Higher temperatures in the Middle East will make it dangerous to be outside. As temperatures rise in the tropics, mosquitos will migrate to higher elevations, introducing malaria risk for previously unaffected populations. Rising global temperatures strain people who have non-communicable diseases like heart disease and diabetes. Additionally, the increase of carbon dioxide is lowering the nutritional value of certain crops like wheat and rice, which will lead to deficiencies of important nutrients like zinc, iron, and protein. These changes will make certain parts of the world less comfortable or downright inhospitable, displacing people who live there. And migration comes a whole host of health and other human rights concerns.
Recently, young people have made it clear that this is not acceptable. Around the world, millions of schoolchildren have taken time from class and poured into the streets for a climate strike. This powerful movement is led by the people who will bear the brunt of climate change, and they are demanding action from the adults who have allowed the problem to become so dire. Their coordinated efforts and clear message tie into the last point of this year’s World Environmental Health Day theme: immediate, organized action.

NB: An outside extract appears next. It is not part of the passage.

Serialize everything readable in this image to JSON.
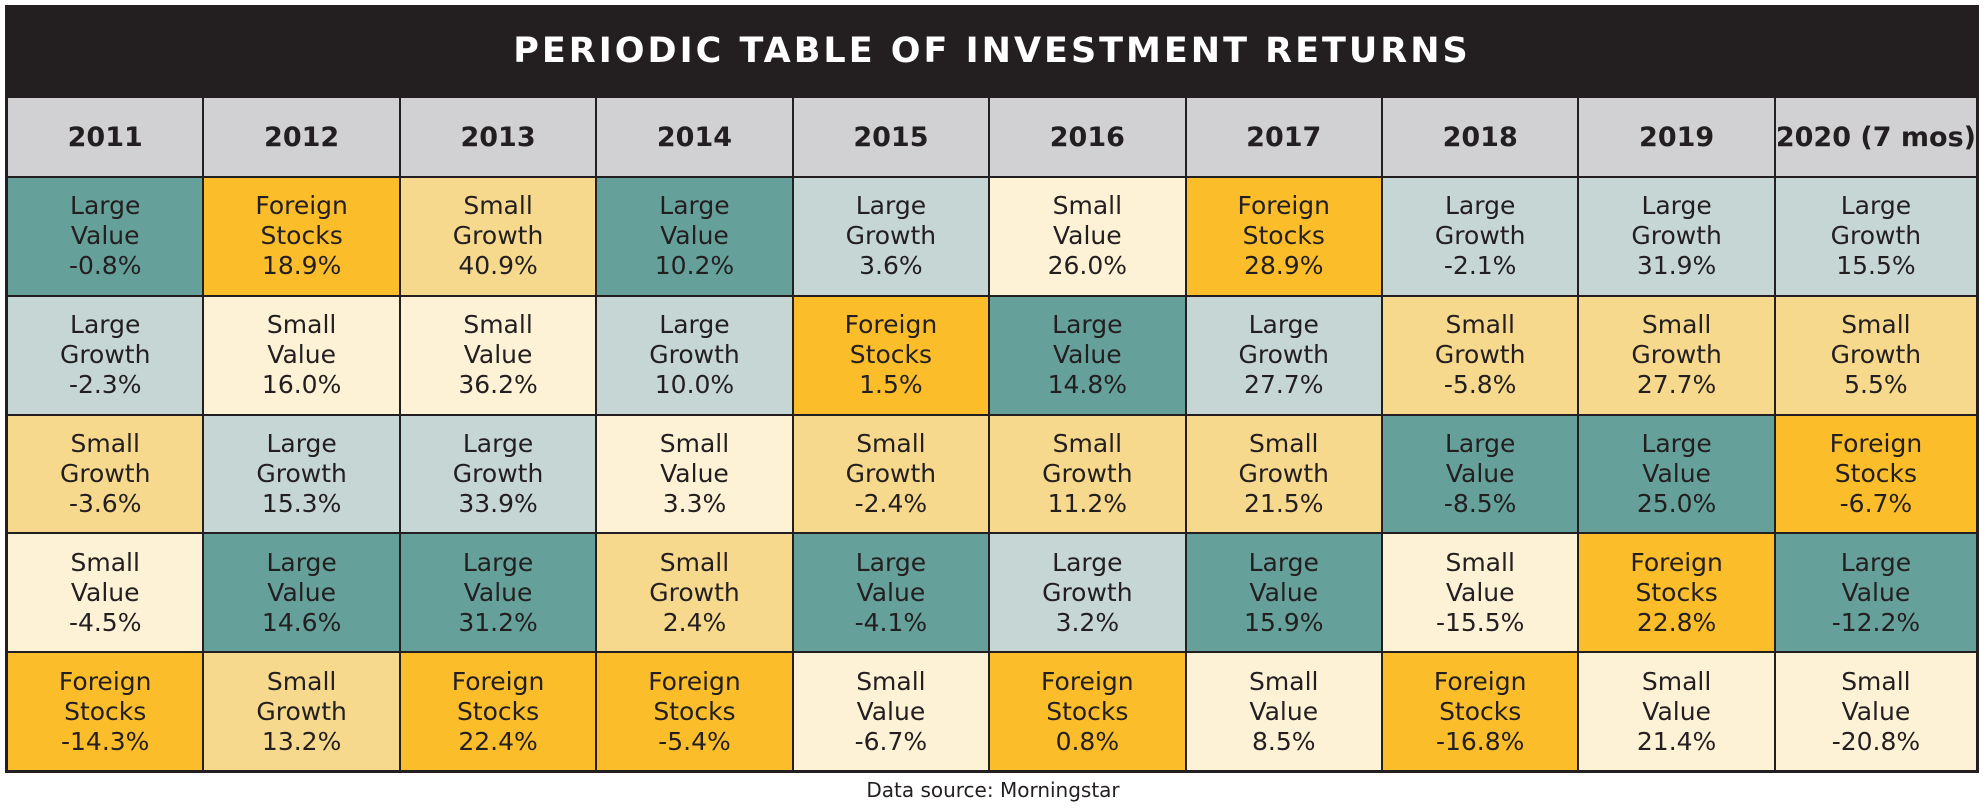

This year’s theme reminds us that we are not helpless and still have the opportunity—and responsibility—to mitigate the effects of climate change. However, we cannot let any more time pass without taking bold action. It will not be easy to make the kind of changes that are needed, but such changes will save lives. We must remember that climate change is an urgent, personal, health issue. On World Environmental Health Day and every day, we must act individually and in unison.